Mensen houden van dit genre, dat is inmiddels wel bewezen.

U zegt dus dat alle afzonderlijke acts wel op publieke belangstelling kunnen rekenen, maar als je het in één programma onder de noemer variété brengt lijkt er nog steeds een soort spruitjeslucht om te hangen, alsof Snip en Snap zijn teruggekeerd. Is dat het imagoprobleem?
“Die programma’s draaiden vaak om de sketches, en in het huidige variété zie je niet één sketch. Het zijn allemaal visuele hoogstandjes. Neem als voorbeeld het Festival Classique, dat werd gehouden op de Hofvijver. Daar maakte ik de verbinding tussen het Residentie Orkest en een acrobatennummer in een hoogwerker. Yuri van Gelder heeft ook met het Residentie Orkest gewerkt. Dat is voor mij Variété, die enorme verschillen bij elkaar zetten. Dat maakt het aantrekkelijk, jong en hip. Daarnaast is er ook nog een sociaal element. Ik werk al jaren samen met de Haagse Rotary aan het programma ‘Stadsgenoten Genieten’. Dan nodigen we de nieuwe burgers uit voor een amusementsavond die begrijpelijk is voor iedereen. Je ziet dat dit werkt: iedereen in zo’n zaal is met hetzelfde bezig Ze lachen ook om het zelfde. Na afloop van één zo’n voorstelling ontmoette ik ooit een Syrisch gezin, dat stond te glunderen. Ze vertelden ook dat ze na jaren van ellende eindelijk weer eens ergens van genoten. En dáár doe je het voor. Dat maakt dit gedeelte van het vak zo prachtig. Maar het wordt nu bijna een preek over hoe mooi het vak is.”

Komt die zendingsdrang voort uit beroepsdeformatie of heeft u als kind altijd al een passie voor het variété gehad?
“Ik kom uit een muzikantengezin. Mijn vader was één van de grootste jazzpianisten in Nederland en mijn moeder was een zeer goede violiste. Zij speelde in diverse klassieke orkesten, maar ook in restaurants. Den Haag had vroeger wel twintig zaakjes waar een violiste stond. Dan kon je een verzoeknummer indienen en dat werd dan gespeeld. Een traditie die inmiddels ook al is uitgestorven, maar het tekent die sfeer waarin ik ben opgegroeid. Ik was bijvoorbeeld ook altijd al gek van Johnny Kraaykamp. Die begon ooit als bassist en werkte met mijn vader, die op zijn beurt al snel ontdekte dat Kraaykamp de lach aan zijn kont had hangen. Als hij een solo speelde, dan lag de zaal plat. Johnny kwam bij ons over de vloer en dat is ongetwijfeld van hele grote invloed op mij geweest. Op mijn 5e had ik al een clownsnummer bij een kinderoperette en sindsdien heeft het mij niet meer losgelaten. Totdat mijn vader overleed op mijn elfde, toen ging ik naar school en moest iedereen in het gezin toch proberen de centjes bij elkaar te verdienen. Mijn moeder heeft ook de viool weer opgepakt en ik ben naar het conservatorium gegaan. Zo ben ik in een heleboel klassieke orkesten terecht gekomen. Ik heb zelfs als schnabbelaar in het Residentie Orkest gespeeld, maar altijd bleef het idee aanwezig dat dit toch niet hetgeen was dat ik mijn leven lang wilde doen. Op mijn 19e zag mijn broer in het AD dat Tom Manders, bekend als Dorus, nieuw talent zocht. Daar ben ik auditie gaan doen en daar is alles eigenlijk begonnen.”

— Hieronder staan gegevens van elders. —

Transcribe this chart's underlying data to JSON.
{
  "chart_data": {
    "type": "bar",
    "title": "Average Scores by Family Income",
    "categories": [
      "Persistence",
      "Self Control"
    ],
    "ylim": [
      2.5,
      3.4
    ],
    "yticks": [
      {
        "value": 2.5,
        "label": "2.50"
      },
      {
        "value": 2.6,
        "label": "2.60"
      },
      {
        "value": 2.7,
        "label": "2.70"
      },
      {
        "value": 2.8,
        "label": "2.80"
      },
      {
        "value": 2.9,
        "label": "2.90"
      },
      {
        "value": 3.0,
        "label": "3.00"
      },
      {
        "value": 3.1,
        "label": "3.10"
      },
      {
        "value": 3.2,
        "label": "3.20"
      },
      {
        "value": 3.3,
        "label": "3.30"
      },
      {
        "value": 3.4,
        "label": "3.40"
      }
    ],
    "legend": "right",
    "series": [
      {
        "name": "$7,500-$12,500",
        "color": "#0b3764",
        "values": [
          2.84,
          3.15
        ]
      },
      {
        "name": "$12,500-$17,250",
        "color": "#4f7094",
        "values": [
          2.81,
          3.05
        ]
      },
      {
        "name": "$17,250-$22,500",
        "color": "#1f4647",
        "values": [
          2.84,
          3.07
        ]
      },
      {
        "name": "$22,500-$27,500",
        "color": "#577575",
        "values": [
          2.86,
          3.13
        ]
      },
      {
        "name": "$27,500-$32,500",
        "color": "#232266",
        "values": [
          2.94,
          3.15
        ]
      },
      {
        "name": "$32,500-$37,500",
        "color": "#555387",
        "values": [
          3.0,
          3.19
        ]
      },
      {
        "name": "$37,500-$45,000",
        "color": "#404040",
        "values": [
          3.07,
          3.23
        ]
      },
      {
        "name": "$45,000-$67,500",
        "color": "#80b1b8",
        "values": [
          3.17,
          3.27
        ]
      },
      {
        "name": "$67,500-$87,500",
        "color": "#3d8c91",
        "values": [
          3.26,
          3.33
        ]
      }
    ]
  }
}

De geboorte van Mini en maxi?
“In dat cabaret heb ik Peter (de Jong) leren kennen en vanuit die plek zijn wij het vak ingegaan. Nu zongen we bij Tom Manders wel eens liedjes, maar in die tijd had je te maken met tekstschrijvers als Kees van Kooten, Wim de Bie en Neerlands Hoop. Die waren tekstueel allemaal veel beter dan wij en wij hadden al heel snel door dat we ook nooit zulke schrijvers zouden worden. Maar als wij optraden met iets visueel, dan was dat het succes van de avond. Vanaf dat moment zijn we tekstloos gaan werken en dat is heel erg moeilijk, want je kan uren dubben over de vraag of er iets grappig is aan een stoel die wiebelt. Je komt veel moeilijker aan je materiaal dan bijvoorbeeld cabaretiers die met tekst en actualiteit werken. Gelukkig waren die tekstloze programma’s zo’n groot succes dat we er mee naar het buitenland konden. In de jaren zeventig kwamen we voor het eerst op tv en werden we gevraagd om onze acts te doen. Tien jaar later kwamen de volledige tekstloze programma’s en daarmee eigenlijk ook wel de echte grote doorbraak.”

In 2002 stopten jullie noodgedwongen met optreden, omdat Peter de Jong een hernia opliep. Is dit voor u de aanleiding geweest om zich meer achter de schermen van het variété te begeven?
“Daarna hebben we nog wel mooie dingen gedaan hoor. We hebben ‘Wachten op Godot’ gespeeld bij het Nationale Toneel. We scheten in ons broek van angst, of het publiek dit zou pikken, maar het werd een heel groot succes. We hadden de wind in de zeilen. Daarna hebben we de Sunshine Boys gedaan en in 2017 hebben we ons vijftig jarig jubileum als Mini & Maxi gevierd. Toen zijn we hier in de Koninklijke Schouwburg begonnen met veertien uitverkocht voorstellingen. Daarna hebben we er nog een kleine tournee door Nederland aan vastgeplakt. Gelukkig zaten de zalen na al die jaren nog vol, want daar waren we toch heel bang voor. Ons genre leent zich niet voor een liedje op de radio en er is ook weinig beeldmateriaal van ons. We komen dus niet vaak meer in de media en waren best een beetje onzeker over de vraag hoe we die laatste tournee aan de man moesten brengen. Maar ik moet je zeggen, het was een lust om het weer te doen!”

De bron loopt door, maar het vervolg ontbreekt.